Here, the outcome of Grimes's case depended on the jury's assessment of the credibility of the child victim and Grimes. The proof of the other crimes, wrongs, or acts "more probably than not, made it easier for the jury to disbelieve [Grimes]" and "freed the jury to conclude more comfortably that [Grimes] had sexually abused [the victim]." See id. The trial court's error in admitting the proof of these incidents "undermined the fairness of the trial" and "'more probably than not' affected the jury's assessment of the credibility of the witnesses, which was the pivotal issue." See Clark, 452 S.W.3d at 290 (citing Rodriguez, 254 S.W.3d at 377). Accordingly, I would have concluded that the admission of the evidence regarding these other crimes, wrongs, or acts from Milan was not harmless because it more likely than not affected the jury's verdict at trial.
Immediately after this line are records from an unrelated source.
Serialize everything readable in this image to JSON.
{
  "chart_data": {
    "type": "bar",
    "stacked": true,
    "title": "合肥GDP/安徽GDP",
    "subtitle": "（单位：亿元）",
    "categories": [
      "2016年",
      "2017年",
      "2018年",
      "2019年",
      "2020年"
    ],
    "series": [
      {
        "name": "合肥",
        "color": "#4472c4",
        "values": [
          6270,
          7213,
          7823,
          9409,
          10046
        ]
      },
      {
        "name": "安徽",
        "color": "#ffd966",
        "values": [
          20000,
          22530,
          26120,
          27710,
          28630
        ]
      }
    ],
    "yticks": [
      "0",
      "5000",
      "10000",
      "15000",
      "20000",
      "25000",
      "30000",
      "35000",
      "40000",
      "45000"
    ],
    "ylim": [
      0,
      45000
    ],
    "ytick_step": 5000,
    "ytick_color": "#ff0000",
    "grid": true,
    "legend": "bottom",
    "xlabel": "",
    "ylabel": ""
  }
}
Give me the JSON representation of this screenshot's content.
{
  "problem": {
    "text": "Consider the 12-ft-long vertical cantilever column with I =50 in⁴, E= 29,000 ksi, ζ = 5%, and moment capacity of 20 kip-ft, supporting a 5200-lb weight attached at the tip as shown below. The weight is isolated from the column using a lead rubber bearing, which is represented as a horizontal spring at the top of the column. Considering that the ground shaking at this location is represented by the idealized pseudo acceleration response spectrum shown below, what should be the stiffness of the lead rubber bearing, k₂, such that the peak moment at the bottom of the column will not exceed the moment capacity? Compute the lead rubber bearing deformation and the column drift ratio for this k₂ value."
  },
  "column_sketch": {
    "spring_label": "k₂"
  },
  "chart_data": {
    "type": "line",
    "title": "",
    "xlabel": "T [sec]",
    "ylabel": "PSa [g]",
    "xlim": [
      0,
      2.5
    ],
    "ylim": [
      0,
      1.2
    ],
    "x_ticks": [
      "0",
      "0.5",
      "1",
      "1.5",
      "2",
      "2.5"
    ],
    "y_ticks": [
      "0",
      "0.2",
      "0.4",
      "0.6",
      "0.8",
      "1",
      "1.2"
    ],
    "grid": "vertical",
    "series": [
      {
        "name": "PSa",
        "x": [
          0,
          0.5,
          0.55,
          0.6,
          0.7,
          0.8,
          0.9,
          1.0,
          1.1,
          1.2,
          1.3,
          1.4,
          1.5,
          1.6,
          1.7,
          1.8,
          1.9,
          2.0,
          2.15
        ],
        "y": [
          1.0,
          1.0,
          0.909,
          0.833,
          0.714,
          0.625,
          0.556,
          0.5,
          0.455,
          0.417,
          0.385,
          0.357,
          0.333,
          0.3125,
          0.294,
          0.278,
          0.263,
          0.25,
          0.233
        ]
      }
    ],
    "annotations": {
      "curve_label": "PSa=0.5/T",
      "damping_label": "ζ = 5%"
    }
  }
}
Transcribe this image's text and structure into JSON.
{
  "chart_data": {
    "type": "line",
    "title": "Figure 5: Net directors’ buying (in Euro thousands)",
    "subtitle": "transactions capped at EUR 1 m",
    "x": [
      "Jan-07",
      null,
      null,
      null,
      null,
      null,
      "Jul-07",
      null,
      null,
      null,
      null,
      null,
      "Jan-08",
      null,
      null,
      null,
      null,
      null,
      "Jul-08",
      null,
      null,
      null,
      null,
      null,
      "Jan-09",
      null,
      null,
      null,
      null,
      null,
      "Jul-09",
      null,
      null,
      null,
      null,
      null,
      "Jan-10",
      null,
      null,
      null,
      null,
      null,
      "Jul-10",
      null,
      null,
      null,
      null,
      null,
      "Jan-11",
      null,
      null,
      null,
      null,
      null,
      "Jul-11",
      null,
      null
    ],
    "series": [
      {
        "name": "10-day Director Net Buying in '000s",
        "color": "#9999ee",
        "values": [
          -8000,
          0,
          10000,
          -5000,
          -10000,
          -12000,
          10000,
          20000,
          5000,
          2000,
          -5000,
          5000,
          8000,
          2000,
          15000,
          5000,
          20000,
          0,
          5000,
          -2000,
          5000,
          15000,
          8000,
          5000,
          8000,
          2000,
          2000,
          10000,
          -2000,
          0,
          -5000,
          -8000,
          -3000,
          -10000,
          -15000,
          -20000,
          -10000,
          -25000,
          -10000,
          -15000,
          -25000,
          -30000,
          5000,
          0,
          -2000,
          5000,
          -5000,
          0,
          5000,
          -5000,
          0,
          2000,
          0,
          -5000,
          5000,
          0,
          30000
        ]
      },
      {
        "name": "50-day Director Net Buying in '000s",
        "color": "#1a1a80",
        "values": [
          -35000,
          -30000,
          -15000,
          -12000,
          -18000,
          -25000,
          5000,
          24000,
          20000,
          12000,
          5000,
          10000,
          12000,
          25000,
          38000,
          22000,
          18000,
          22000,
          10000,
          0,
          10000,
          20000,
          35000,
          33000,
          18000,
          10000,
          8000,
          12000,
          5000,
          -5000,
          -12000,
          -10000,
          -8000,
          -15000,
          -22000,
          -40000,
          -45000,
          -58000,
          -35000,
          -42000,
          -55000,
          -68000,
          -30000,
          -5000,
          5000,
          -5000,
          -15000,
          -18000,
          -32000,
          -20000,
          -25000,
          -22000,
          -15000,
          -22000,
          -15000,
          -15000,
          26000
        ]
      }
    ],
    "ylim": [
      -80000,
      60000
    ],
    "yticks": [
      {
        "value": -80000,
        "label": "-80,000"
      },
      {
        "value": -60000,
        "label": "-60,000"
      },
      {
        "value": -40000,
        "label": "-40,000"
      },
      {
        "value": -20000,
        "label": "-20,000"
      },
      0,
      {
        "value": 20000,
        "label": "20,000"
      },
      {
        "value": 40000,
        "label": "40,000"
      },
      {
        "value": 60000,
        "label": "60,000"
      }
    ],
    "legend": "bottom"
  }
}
Finally, Tennessee courts have often concluded that the admission of a defendant's uncharged sexual acts was so unfairly prejudicial to the defendant that it required a new trial. See Montgomery, 350 S.W.3d at 586-87 (concluding that trial court's error in admitting uncharged sexual conduct between the defendant and the victim was not harmless because the evidence, which indicated that the defendant had abused the victim multiple times outside the period of the indictment, had a "severely prejudicial effect at trial"); State v. Woodcock, 922 S.W.2d 904, 912 (Tenn. Crim. App. 1995) (holding that admission of the defendant's uncharged sexual misconduct, which was unrelated to the offenses charged in the indictment and was "highly prejudicial, " was not harmless because "the State referred to the evidence of uncharged sexual misconduct so ostentatiously and so frequently that it overwhelmed the victim's succinct, matter-of-fact testimony about the incidents which form the basis for the counts in the indictment"); State v. Jeff Carter, No. M2009-02399-CCA-R3-CD, 2010 WL 5343212, at *15 (Tenn. Crim. App. Dec. 16, 2010) (concluding that admission of evidence regarding the defendant's unindicted sexual acts was not harmless in light of the fact that there was no physical evidence and no witness corroboration as to the charged offenses, the victim recanted her allegations four days after making them, and the victim's accusations against the defendant did not reemerge until nine years later when her mother considered filing for divorce from the defendant). Accordingly, because the record establishes the requirements for plain error relief, see State v. Bledsoe, 226 S.W.3d 349, 354 (Tenn. 2007) (quoting United States v. Olano, 507 U.S. 725, 736 (1993)), I would reverse Grimes's conviction for aggravated sexual battery and remand the case for a new trial.